Residential care for older people

RNIB owns three residential homes for older people who are blind, partially sighted or deafblind and require permanent or short-term accommodation. RNIB's homes are based in Somerset (RNIB Kathleen Chambers House), North Yorkshire (RNIB Tate House) and East Sussex (RNIB Wavertree House). The homes contain special adaptations and equipment for blind or partially sighted people including talking notice boards, talking lifts, braille embossers, magnifiers and libraries of large print, braille and audio books.[17]

Accessible products

RNIB runs an Online shop and several Resource Centres, which sell accessible products, gifts and publications. RNIB sources, designs and supplies products to help blind and partially sighted people live independently, and to make everyday tasks easier.[18] Products include talking clocks and watches, large button telephones, mobility aids, cookery aids and tactile toys and games.


The RNIB National Library Service contains more than 40,000 titles, making it the largest specialist library in the UK for readers with sight loss.[19] It stocks books in accessible formats, such as braille and giant print. It also stocks braille music. The RNIB National Library Service was created in 2007 when the RNIB's library services merged with the National Library for the Blind.

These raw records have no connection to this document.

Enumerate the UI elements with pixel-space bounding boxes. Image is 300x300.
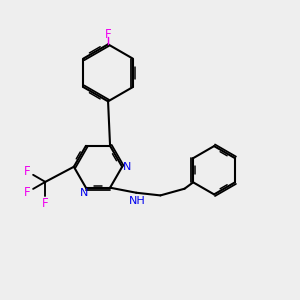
Text: F: F [42,197,49,210]
Text: N: N [123,162,131,172]
Text: F: F [23,165,30,178]
Text: F: F [105,28,111,41]
Text: NH: NH [129,196,146,206]
Text: F: F [23,186,30,199]
Text: N: N [80,188,88,198]
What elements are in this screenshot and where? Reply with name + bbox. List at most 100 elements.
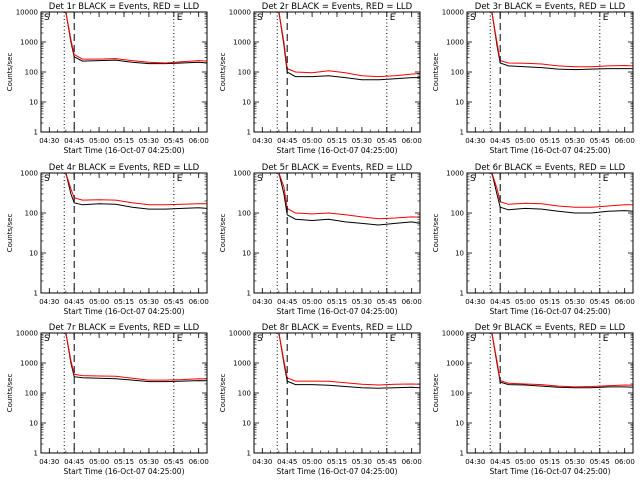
y-tick-label: 10 [29,420,38,428]
x-tick-label: 05:30 [565,458,585,466]
x-tick-label: 04:45 [64,137,84,145]
chart-title: Det 4r BLACK = Events, RED = LLD [49,163,200,173]
series-line-events [491,12,633,71]
series-line-events [65,173,207,210]
x-tick-label: 04:45 [277,458,297,466]
x-tick-label: 05:00 [89,298,109,306]
chart-title: Det 1r BLACK = Events, RED = LLD [49,2,200,12]
x-tick-label: 06:00 [402,458,422,466]
chart-title: Det 9r BLACK = Events, RED = LLD [475,323,626,333]
y-tick-label: 10000 [16,9,38,17]
x-axis-label: Start Time (16-Oct-07 04:25:00) [489,307,610,316]
x-axis-label: Start Time (16-Oct-07 04:25:00) [63,467,184,476]
plot-area [491,333,633,389]
marker-label-s: S [257,334,263,344]
series-line-lld [278,333,420,386]
y-tick-label: 1 [247,290,251,298]
plot-area [278,173,420,226]
y-tick-label: 10 [29,99,38,107]
y-tick-label: 1000 [446,170,464,178]
marker-label-e: E [177,13,183,23]
chart-title: Det 6r BLACK = Events, RED = LLD [475,163,626,173]
x-tick-label: 05:30 [139,458,159,466]
marker-label-s: S [44,174,50,184]
x-tick-label: 04:30 [252,137,272,145]
x-tick-label: 05:45 [377,298,397,306]
series-line-lld [65,173,207,206]
y-tick-label: 10 [455,420,464,428]
x-tick-label: 05:45 [164,458,184,466]
x-tick-label: 06:00 [402,137,422,145]
x-tick-label: 05:15 [114,137,134,145]
x-tick-label: 04:45 [277,137,297,145]
x-tick-label: 04:30 [465,458,485,466]
x-tick-label: 05:15 [540,298,560,306]
x-tick-label: 06:00 [189,458,209,466]
marker-label-s: S [470,13,476,23]
chart-title: Det 8r BLACK = Events, RED = LLD [262,323,413,333]
plot-frame [40,172,208,294]
x-tick-label: 05:15 [327,137,347,145]
x-tick-label: 06:00 [615,298,635,306]
x-tick-label: 05:30 [139,137,159,145]
series-line-lld [491,333,633,388]
y-tick-label: 1000 [446,360,464,368]
x-axis-label: Start Time (16-Oct-07 04:25:00) [276,307,397,316]
y-tick-label: 10000 [442,9,464,17]
plot-frame [253,172,421,294]
y-tick-label: 10 [29,250,38,258]
marker-label-e: E [177,174,183,184]
y-tick-label: 10 [455,250,464,258]
series-line-events [491,333,633,389]
x-tick-label: 05:45 [590,458,610,466]
chart-panel: Det 4r BLACK = Events, RED = LLD Counts/s… [6,163,209,316]
x-tick-label: 05:00 [302,458,322,466]
x-tick-label: 05:30 [352,458,372,466]
y-tick-label: 100 [25,210,38,218]
plot-area [65,333,207,383]
marker-label-e: E [177,334,183,344]
y-tick-label: 10 [455,99,464,107]
y-tick-label: 100 [25,390,38,398]
y-tick-label: 100 [238,390,251,398]
y-tick-label: 1 [34,450,38,458]
y-axis-label: Counts/sec [219,53,227,92]
chart-title: Det 7r BLACK = Events, RED = LLD [49,323,200,333]
y-tick-label: 1 [460,129,464,137]
y-tick-label: 10 [242,420,251,428]
x-tick-label: 05:45 [164,137,184,145]
y-tick-label: 1 [460,450,464,458]
y-axis-label: Counts/sec [219,374,227,413]
x-axis-label: Start Time (16-Oct-07 04:25:00) [276,146,397,155]
plot-area [491,12,633,71]
y-tick-label: 100 [451,69,464,77]
x-tick-label: 04:45 [490,137,510,145]
y-tick-label: 10 [242,250,251,258]
chart-panel: Det 9r BLACK = Events, RED = LLD Counts/s… [432,323,635,476]
y-tick-label: 100 [451,210,464,218]
plot-area [491,173,633,214]
series-line-lld [491,173,633,208]
marker-label-e: E [390,334,396,344]
marker-label-e: E [390,13,396,23]
marker-label-e: E [603,174,609,184]
chart-panel: Det 3r BLACK = Events, RED = LLD Counts/s… [432,2,635,155]
y-axis-label: Counts/sec [6,53,14,92]
plot-area [65,173,207,210]
x-axis-label: Start Time (16-Oct-07 04:25:00) [63,307,184,316]
series-line-lld [491,12,633,68]
series-line-events [278,173,420,226]
chart-panel: Det 5r BLACK = Events, RED = LLD Counts/s… [219,163,422,316]
marker-label-e: E [603,334,609,344]
x-tick-label: 05:15 [327,298,347,306]
y-tick-label: 1 [247,129,251,137]
x-tick-label: 05:30 [352,298,372,306]
y-axis-label: Counts/sec [6,214,14,253]
x-tick-label: 06:00 [189,298,209,306]
x-tick-label: 04:30 [252,458,272,466]
y-tick-label: 1000 [20,39,38,47]
x-axis-label: Start Time (16-Oct-07 04:25:00) [489,467,610,476]
x-axis-label: Start Time (16-Oct-07 04:25:00) [489,146,610,155]
x-tick-label: 04:30 [39,137,59,145]
chart-panel: Det 6r BLACK = Events, RED = LLD Counts/s… [432,163,635,316]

Audio books are provided through the Talking Book service. RNIB's Talking Books are recorded in DAISY format. Unlike regular CDs, Daisy's digital format allows listeners to use the CD in the same way as a print book, by creating bookmarks, speeding up and slowing down playback and jumping easily around the content.[20]

RNIB's online shop supplies accessible books, music and maps.

Good design

RNIB encourages good design to make websites, information, products, services and buildings accessible to people with sight problems.[21] RNIB's 'See it right' guidelines give practical advice on how to design and produce accessible information.[22]

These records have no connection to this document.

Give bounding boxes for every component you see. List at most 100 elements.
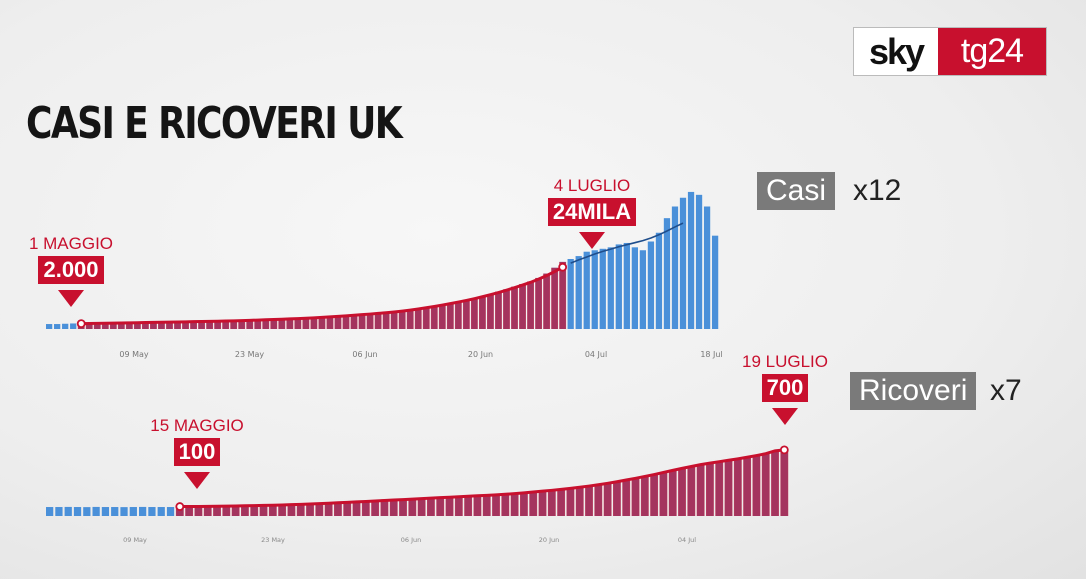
casi-bar-highlight: [109, 322, 117, 330]
ricoveri-bar-highlight: [445, 497, 454, 516]
ricoveri-marker: [779, 445, 789, 455]
casi-bar-highlight: [559, 261, 567, 329]
chart-title: CASI E RICOVERI UK: [26, 98, 403, 149]
ricoveri-bar: [92, 506, 100, 516]
casi-bar-highlight: [543, 273, 551, 329]
ricoveri-bar-highlight: [529, 491, 538, 516]
casi-bar-highlight: [222, 321, 230, 329]
ricoveri-bar-highlight: [724, 460, 733, 516]
casi-bar: [599, 248, 606, 329]
ricoveri-bar: [139, 506, 147, 516]
ricoveri-marker: [175, 502, 185, 511]
casi-bar: [70, 323, 77, 329]
casi-bar: [62, 323, 69, 329]
annotation-date: 19 LUGLIO: [742, 352, 828, 371]
casi-bar: [647, 241, 655, 329]
ricoveri-bar-highlight: [473, 495, 482, 516]
ricoveri-bar: [120, 507, 128, 516]
annotation-1-maggio: 1 MAGGIO 2.000: [26, 234, 116, 307]
casi-bar-highlight: [262, 319, 270, 329]
ricoveri-bar-highlight: [603, 483, 612, 516]
casi-bar-highlight: [454, 301, 462, 329]
casi-bar-highlight: [527, 281, 534, 329]
casi-bar: [671, 206, 679, 329]
casi-bar: [575, 256, 582, 329]
casi-bar-highlight: [254, 320, 262, 329]
annotation-19-luglio: 19 LUGLIO 700: [730, 352, 840, 425]
ricoveri-bar-highlight: [222, 506, 231, 516]
ricoveri-bar-highlight: [352, 501, 361, 516]
casi-bar-highlight: [133, 322, 141, 329]
casi-bar: [655, 232, 663, 329]
casi-bar-highlight: [430, 306, 438, 329]
ricoveri-bar: [148, 507, 156, 516]
ricoveri-bar-highlight: [668, 470, 677, 516]
casi-bar-highlight: [326, 317, 334, 329]
ricoveri-bar-highlight: [241, 505, 249, 516]
casi-chart: 09 May 23 May 06 Jun 20 Jun 04 Jul 18 Jul: [46, 191, 723, 359]
logo-sky: sky: [868, 30, 925, 72]
ricoveri-bar-highlight: [613, 481, 621, 516]
casi-bar: [583, 251, 590, 329]
casi-bar-highlight: [182, 322, 189, 329]
ricoveri-bar-highlight: [259, 505, 268, 516]
casi-tick-label: 04 Jul: [585, 350, 607, 359]
ricoveri-trend-red: [179, 448, 785, 509]
ricoveri-bar-highlight: [213, 506, 221, 516]
ricoveri-bar-highlight: [427, 498, 435, 516]
casi-bar-highlight: [366, 314, 374, 330]
ricoveri-bar-highlight: [566, 488, 575, 516]
ricoveri-bar-highlight: [733, 458, 742, 516]
casi-bar: [687, 191, 695, 329]
casi-bar-highlight: [174, 322, 181, 329]
ricoveri-tick-label: 09 May: [123, 536, 147, 544]
casi-bar-highlight: [238, 320, 246, 329]
ricoveri-bar-highlight: [706, 463, 714, 516]
casi-bar-highlight: [198, 321, 206, 329]
casi-bar-highlight: [230, 321, 238, 330]
ricoveri-bar-highlight: [743, 456, 752, 516]
ricoveri-bar: [83, 507, 91, 516]
ricoveri-bar-highlight: [175, 506, 184, 516]
ricoveri-bar: [166, 507, 175, 516]
ricoveri-bar-highlight: [464, 496, 473, 516]
casi-bar: [46, 324, 53, 329]
casi-bar-highlight: [535, 277, 543, 329]
casi-bar-highlight: [462, 299, 470, 329]
casi-bar: [695, 194, 703, 329]
annotation-pointer: [184, 472, 210, 489]
ricoveri-bar-highlight: [306, 504, 314, 516]
ricoveri-bar-highlight: [780, 449, 789, 516]
casi-bar: [703, 206, 711, 329]
casi-bar: [567, 259, 574, 329]
ricoveri-bar-highlight: [417, 498, 426, 516]
casi-bar-highlight: [302, 318, 310, 329]
ricoveri-tick-label: 20 Jun: [539, 536, 560, 544]
casi-bar: [639, 250, 647, 329]
casi-bar-highlight: [166, 322, 173, 329]
casi-trend-red: [81, 265, 564, 326]
casi-bar-highlight: [503, 289, 510, 329]
casi-bar-highlight: [511, 286, 518, 329]
casi-bar: [679, 197, 687, 329]
annotation-pointer: [772, 408, 798, 425]
ricoveri-tick-label: 06 Jun: [401, 536, 422, 544]
annotation-date: 15 MAGGIO: [150, 416, 244, 435]
ricoveri-bar-highlight: [594, 484, 603, 516]
casi-bar-highlight: [519, 284, 526, 329]
ricoveri-bar-highlight: [343, 502, 352, 516]
casi-bar-highlight: [422, 307, 430, 329]
ricoveri-bar: [64, 506, 72, 516]
casi-marker: [558, 262, 568, 272]
casi-bar-highlight: [150, 322, 157, 329]
casi-tick-label: 20 Jun: [468, 350, 493, 359]
casi-bar-highlight: [286, 319, 294, 329]
ricoveri-bar-highlight: [715, 461, 724, 516]
casi-bar: [615, 244, 622, 329]
ricoveri-bar: [55, 507, 63, 516]
ricoveri-bar-highlight: [389, 499, 398, 516]
casi-marker: [76, 319, 86, 329]
annotation-value: 700: [761, 374, 809, 402]
ricoveri-bar-highlight: [185, 506, 194, 516]
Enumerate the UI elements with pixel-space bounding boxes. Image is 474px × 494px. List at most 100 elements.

Transcription Centres convert print and other material into accessible formats, such as braille, audio and large print. They also handle requests for transcription of mathematical documents, music and tactile maps and diagrams.

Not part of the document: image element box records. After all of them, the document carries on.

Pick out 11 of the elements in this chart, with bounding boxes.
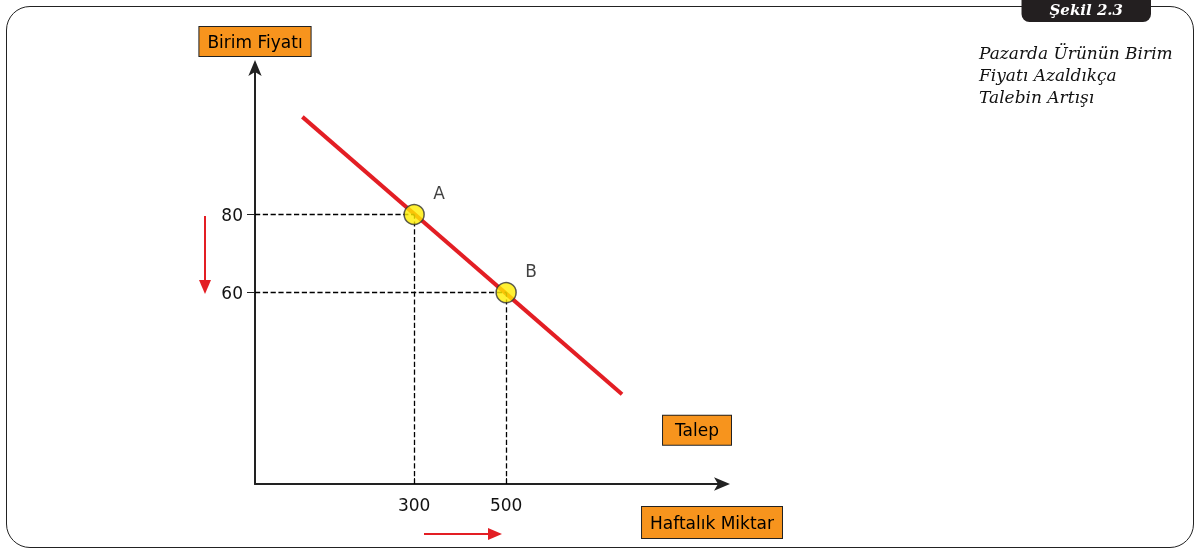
x-axis-title: Haftalık Miktar — [650, 512, 775, 533]
text: Talep — [674, 420, 719, 441]
annotation: A — [433, 182, 446, 203]
x-tick-label: 300 — [397, 494, 431, 515]
text: Pazarda Ürünün Birim Fiyatı Azaldıkça Talebin Artışı — [978, 43, 1179, 107]
y-tick-label: 80 — [221, 204, 243, 225]
y-tick-label: 60 — [221, 282, 243, 303]
y-axis-title: Birim Fiyatı — [207, 31, 303, 52]
x-tick-label: 500 — [489, 494, 523, 515]
text: Şekil 2.3 — [1049, 0, 1123, 19]
annotation: B — [525, 260, 537, 281]
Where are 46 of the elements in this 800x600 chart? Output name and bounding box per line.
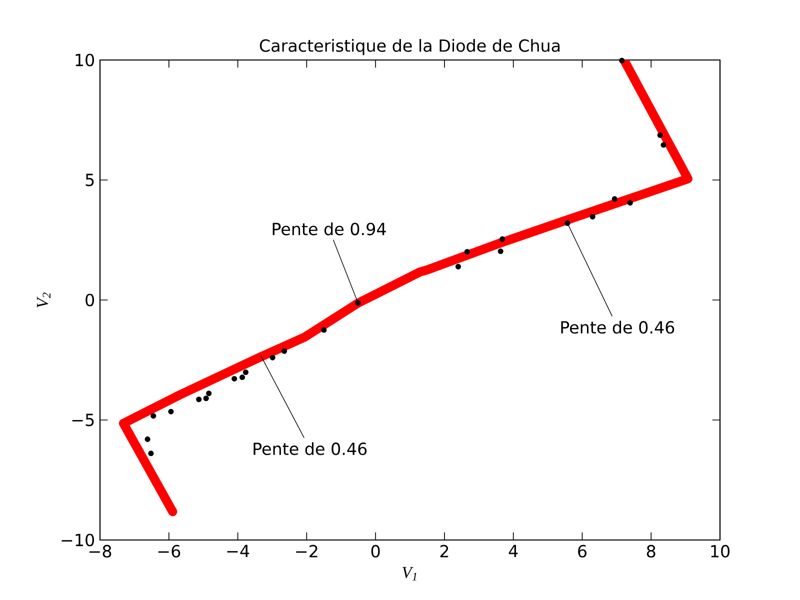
point [627,200,633,206]
x-tick-label: 10 [711,544,730,558]
point [355,300,361,306]
x-tick-label: 6 [578,544,586,558]
point [498,248,504,254]
x-tick-label: 8 [646,544,656,558]
x-axis-title: V$_{1}$ [402,566,416,580]
annotation: Pente de 0.46 [254,442,367,456]
point [242,369,248,376]
x-tick-label: −6 [158,544,180,558]
point [282,348,288,354]
point [500,236,506,242]
point [321,327,327,333]
y-tick-label: 0 [86,294,94,306]
point [168,408,174,414]
point [232,376,238,382]
x-tick-label: 0 [371,544,380,558]
point [660,142,666,148]
annotation: Pente de 0.46 [561,320,674,334]
x-tick-label: −2 [296,544,318,558]
y-axis-title: V$_{2}$ [37,292,50,308]
point [657,132,663,138]
x-tick-label: −4 [227,544,250,558]
annotation: Pente de 0.94 [272,222,386,236]
point [203,396,209,402]
point [150,413,156,419]
point [206,390,212,396]
point [612,196,618,202]
y-tick-label: −10 [62,534,94,546]
point [590,214,596,220]
point [270,354,276,360]
point [564,220,570,226]
point [148,450,154,456]
x-tick-label: 4 [508,544,518,558]
point [144,436,150,442]
y-tick-label: 5 [86,174,94,186]
y-tick-label: 10 [76,54,94,66]
point [464,248,470,255]
point [239,374,246,380]
chart-title: Caracteristique de la Diode de Chua [260,39,560,56]
point [455,264,462,270]
x-tick-label: −8 [89,544,112,558]
point [619,58,625,64]
y-tick-label: −5 [72,414,94,426]
point [196,396,202,402]
x-tick-label: 2 [440,544,448,558]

RNIB runs a number of training and consultancy services to help businesses and individuals create accessible services and products. Training includes courses on understanding sight loss, health and social care training, leisure industry training, disability awareness, and recruitment related training.[23] Consultancy services include product design, access design (covering built, pedestrian and transport environments), and web access.[24]


RNIB campaigns and lobbies on six main issues, as well as on reactive issues.[25] The six main campaign priorities are:

Free access to sight-saving drugs

In August 2008, following more than two-and-half-years of campaigning led by RNIB, the National Institute for Health and Clinical Excellence (NICE) issued new guidance on drugs for treating wet Age-related Macular Degeneration (AMD). This paves the way for patients in England and Wales to receive sight-saving anti-VEGF drugs free on the NHS. Previously NICE had deemed the drugs too expensive for NHS availability.[26] RNIB's campaign generated a response from more than 13,000 people.[27]

Right to Read

RNIB is campaigning for books to be produced in accessible formats at the same time as they come out in regular print, and for the same price. RNIB research shows that 96 per cent of books are not available in large print, audio or braille.[28]

Access to television

The statutory requirement for audio described programming is 10 per cent.[29] RNIB is campaigning for this target to be doubled, and to make sure that accessibility is not compromised by the national switchover to digital TV by 2012. RNIB also wants to see more films available with audio description, and more programme guides available in accessible formats.


For every pound donated, RNIB spends 87p directly helping blind and partially sighted people, 11p on raising more funds, and 2p on administration.[30] RNIB organises fundraising events in the UK and overseas, as well as raffles, recycling schemes, legacy donations, online fundraising and corporate partnerships.[31]